Material scientists from Rice University have identified a basic technique that enables engineers to produce electronic circuits easily from a nanomaterial called graphene.
With nanotechnology tools, scientists can now study, manipulate, and develop graphene easily. Graphene, a single-atom-thick carbon layer, is equipped with special properties that make it suitable for producing energy-efficient, rapid computers and several other nanotechnology-based electronic devices. In order to create graphene-based minute circuits, it is necessary for engineers to develop complex graphene patterns separated by a similar kind of thin non-conductive material. One such material is white graphene comprising single-atom-thick nitrogen and boron sheets. White graphene has similar physical properties as graphene, but is electrically non-conductive.
Rice’s materials scientist, Boris Yakobson stated that his team had spent almost one year to understand correctly the energy distribution process that occurs between every atom of nitrogen, boron, and carbon during the process of “alloy” formation. This study of the bonding energies occurring between atoms and the way it gets allotted to specific interfaces and edges serves as a platform for transforming synthesis to morphology and then to the functional product.

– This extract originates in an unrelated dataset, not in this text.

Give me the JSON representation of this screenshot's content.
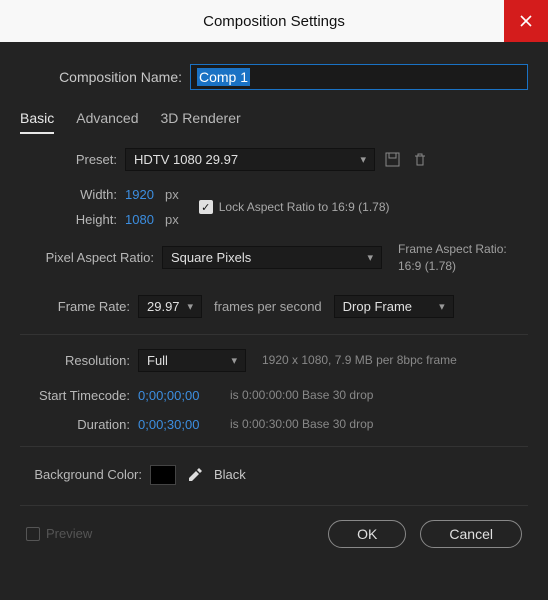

Yakobson stated that the functional properties of the end product are directly related to the chemical conditions prevailing during its creation. At the time of chemical synthesis, if the availability of boron is in excess, then it results in alloys addressing specific kind of atoms’ geometric arrangement, he added. The highlight of this finding is that the electronic properties of the end product, which depend upon the chemical potential, can be accurately predicted, he stated.
The research was sponsored by the Office of Naval Research, and the Department of Energy. The National Science Foundation and the National Institute for Computational Sciences supported the process-computing resources.